One of the lesser-known 3d printing technologies is sheet lamination, sometimes also known as laminated object manufacturing (LOM). It is considered additive because one sheet of material is bound to another in a layer-by-layer process. The LOM process fused layers (usually of paper with a binding agent) using heat and/or pressure to bind the layers together. Like sheet lamination, a laser or a cutting blade removed excess material to achieve the final shape.

This technology was primarily used for prototyping or “look and feel” proofs of a design. Because of the binding agents, parts often had wood-like properties and could be sanded and painted. One drawback of this technology is that material waste can be high, depending on the object design.

One of the early developers of this technology was Solido, but the company is no longer is business. An Ireland-based company, Mcor Technologies Ltd developed a variation of the lamination process, but the company also seems to be no longer in business. At one point, EnvisionTEC offered a lamination system, but it no longer does so.

The main company left in this part of the industry is Fabrisonic with its variation on LOM using ultrasonics. Known as Ultrasonic manufacturing (UAM), this company works with metals rather than paper materials.

UAM is ultrasonic welding on a semi-continuous basis where solid metal objects are built up to a three-dimensional shape through a succession of welded metal tapes. Periodic machining operations deliver detailed features and form into the object until a final geometry is created.

The technology behind ultrasonic metal welding has been around since the 1950’s. An ultrasonic weld operation begins by pressing a thin metal foil onto another metal component. While under a constant force, ultrasonic vibrations are applied to cause a scrubbing motion of the mating faces. This shearing motion cleans off surface oxides through friction, then allows direct contact of pure metal on pure metal. This process results in a solid-state atomic bond with minimal heating. Ultrasonic welding can be accomplished at very low temperature and without special environments. In aluminum for example, this peak temperature is always below 250 °F.

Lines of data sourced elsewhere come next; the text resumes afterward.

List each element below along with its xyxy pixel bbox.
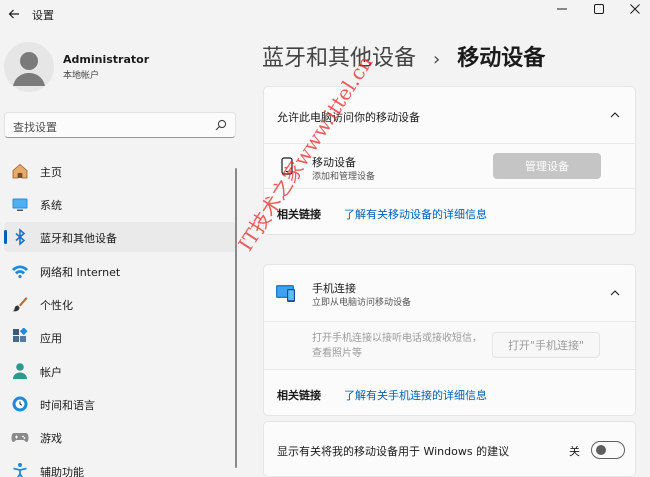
search-input[interactable]: 查找设置	[4, 112, 236, 138]
wifi-icon	[12, 265, 28, 279]
suggestions-label: 显示有关将我的移动设备用于 Windows 的建议	[277, 445, 510, 458]
device-subtitle: 添加和管理设备	[312, 172, 376, 182]
minimize-button[interactable]	[545, 0, 579, 18]
related-links-row: 相关链接 了解有关移动设备的详细信息	[264, 188, 635, 234]
phone-link-app-icon	[276, 285, 295, 302]
breadcrumb-separator: ›	[433, 49, 441, 70]
globe-clock-icon	[12, 396, 28, 412]
sidebar-item-network[interactable]: 网络和 Internet	[4, 256, 236, 286]
related-links-label: 相关链接	[277, 389, 321, 402]
chevron-up-icon[interactable]	[609, 109, 621, 121]
device-title: 移动设备	[312, 156, 356, 169]
toggle-state-label: 关	[569, 445, 580, 458]
sidebar-item-time-language[interactable]: 时间和语言	[4, 389, 236, 419]
back-button[interactable]	[4, 4, 24, 24]
sidebar-item-personalization[interactable]: 个性化	[4, 289, 236, 319]
maximize-button[interactable]	[582, 0, 616, 18]
user-name: Administrator	[63, 53, 150, 66]
sidebar-item-accounts[interactable]: 帐户	[4, 356, 236, 386]
mobile-devices-header[interactable]: 允许此电脑访问你的移动设备	[264, 87, 635, 143]
maximize-icon	[594, 4, 604, 14]
sidebar-item-accessibility[interactable]: 辅助功能	[4, 456, 236, 477]
manage-devices-button[interactable]: 管理设备	[493, 153, 601, 179]
related-links-row: 相关链接 了解有关手机连接的详细信息	[264, 369, 635, 415]
brush-icon	[12, 297, 28, 312]
title-bar: 设置	[0, 0, 650, 28]
sidebar-item-label: 时间和语言	[40, 399, 95, 412]
phone-link-card: 手机连接 立即从电脑访问移动设备 打开手机连接以接听电话或接收短信，查看照片等 …	[263, 264, 636, 416]
sidebar-item-system[interactable]: 系统	[4, 189, 236, 219]
open-phone-link-button[interactable]: 打开"手机连接"	[492, 332, 600, 358]
sidebar-item-label: 系统	[40, 199, 62, 212]
phone-icon	[281, 157, 293, 175]
sidebar-item-label: 网络和 Internet	[40, 266, 121, 279]
sidebar-item-label: 游戏	[40, 432, 62, 445]
sidebar-item-label: 帐户	[40, 366, 62, 379]
phone-link-subtitle: 立即从电脑访问移动设备	[312, 298, 412, 308]
mobile-devices-card: 允许此电脑访问你的移动设备 移动设备 添加和管理设备 管理设备 相关链接 了解有…	[263, 86, 636, 235]
mobile-devices-learn-more-link[interactable]: 了解有关移动设备的详细信息	[344, 206, 487, 222]
sidebar-item-label: 蓝牙和其他设备	[40, 232, 117, 245]
phone-link-description: 打开手机连接以接听电话或接收短信，查看照片等	[312, 333, 482, 359]
page-title: 移动设备	[457, 46, 546, 71]
active-indicator	[4, 230, 7, 244]
search-icon[interactable]	[215, 119, 227, 131]
close-icon	[630, 4, 640, 14]
toggle-knob	[596, 445, 606, 455]
close-button[interactable]	[618, 0, 650, 18]
account-type: 本地帐户	[63, 71, 100, 81]
search-placeholder: 查找设置	[13, 121, 57, 134]
arrow-left-icon	[8, 9, 19, 19]
sidebar-item-label: 辅助功能	[40, 466, 84, 477]
mobile-device-row: 移动设备 添加和管理设备 管理设备	[264, 143, 635, 188]
sidebar-item-gaming[interactable]: 游戏	[4, 422, 236, 452]
sidebar-item-home[interactable]: 主页	[4, 156, 236, 186]
breadcrumb: 蓝牙和其他设备 › 移动设备	[262, 40, 545, 72]
chevron-up-icon[interactable]	[609, 287, 621, 299]
breadcrumb-parent[interactable]: 蓝牙和其他设备	[262, 46, 416, 71]
person-icon	[13, 363, 27, 379]
sidebar-item-label: 个性化	[40, 299, 73, 312]
sidebar-item-bluetooth[interactable]: 蓝牙和其他设备	[4, 222, 236, 252]
bluetooth-icon	[15, 228, 26, 246]
phone-link-title: 手机连接	[312, 282, 356, 295]
monitor-icon	[12, 198, 28, 211]
sidebar-item-label: 主页	[40, 166, 62, 179]
sidebar: Administrator 本地帐户 查找设置 主页 系统 蓝牙和其他设备 网络…	[0, 28, 240, 477]
suggestions-toggle[interactable]	[591, 441, 625, 459]
sidebar-scrollbar[interactable]	[235, 168, 237, 468]
sidebar-item-label: 应用	[40, 332, 62, 345]
phone-link-header[interactable]: 手机连接 立即从电脑访问移动设备	[264, 265, 635, 321]
user-avatar-icon	[13, 52, 45, 86]
app-title: 设置	[32, 9, 54, 22]
phone-link-open-row: 打开手机连接以接听电话或接收短信，查看照片等 打开"手机连接"	[264, 321, 635, 369]
accessibility-icon	[13, 463, 27, 477]
apps-icon	[13, 328, 28, 342]
avatar[interactable]	[4, 42, 54, 92]
phone-link-learn-more-link[interactable]: 了解有关手机连接的详细信息	[344, 387, 487, 403]
suggestions-card: 显示有关将我的移动设备用于 Windows 的建议 关	[263, 421, 636, 477]
minimize-icon	[557, 8, 567, 10]
related-links-label: 相关链接	[277, 208, 321, 221]
sidebar-item-apps[interactable]: 应用	[4, 322, 236, 352]
gamepad-icon	[11, 433, 29, 442]
section-header: 允许此电脑访问你的移动设备	[277, 111, 420, 124]
home-icon	[12, 163, 28, 179]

The solid-state nature is a key advantage of UAM as it:
–Protects material properties of the incoming feedstock. Since the materials are only slightly heated, the materials do not experience changes in grain size, precipitation reactions, or phase changes. The properties of the incoming feedstock are the same as the properties of the final part. Metal foils are widely available on the open market for prices approaching that of billet.

–Creates bonds between dissimilar metals without creating an undesirable brittle metallurgy. This capability differentiates UAM from fusion based processes and enables the machine to print engineered materials with custom material properties or properties to match an existing component. For instance, layers of Molybdenum and Invar can be printed into an aluminum heat exchanger to match the CTE of a mounted electronic circuit.

–Embed temperature sensitive components in solid metal parts. Many electronic components including microprocessors, sensors, and telemetry have been successfully embedded in solid metal parts using UAM. The low-temperature bond allows delicate components to embed into solid metal without the damage incurred incomparable fusion based additive processes.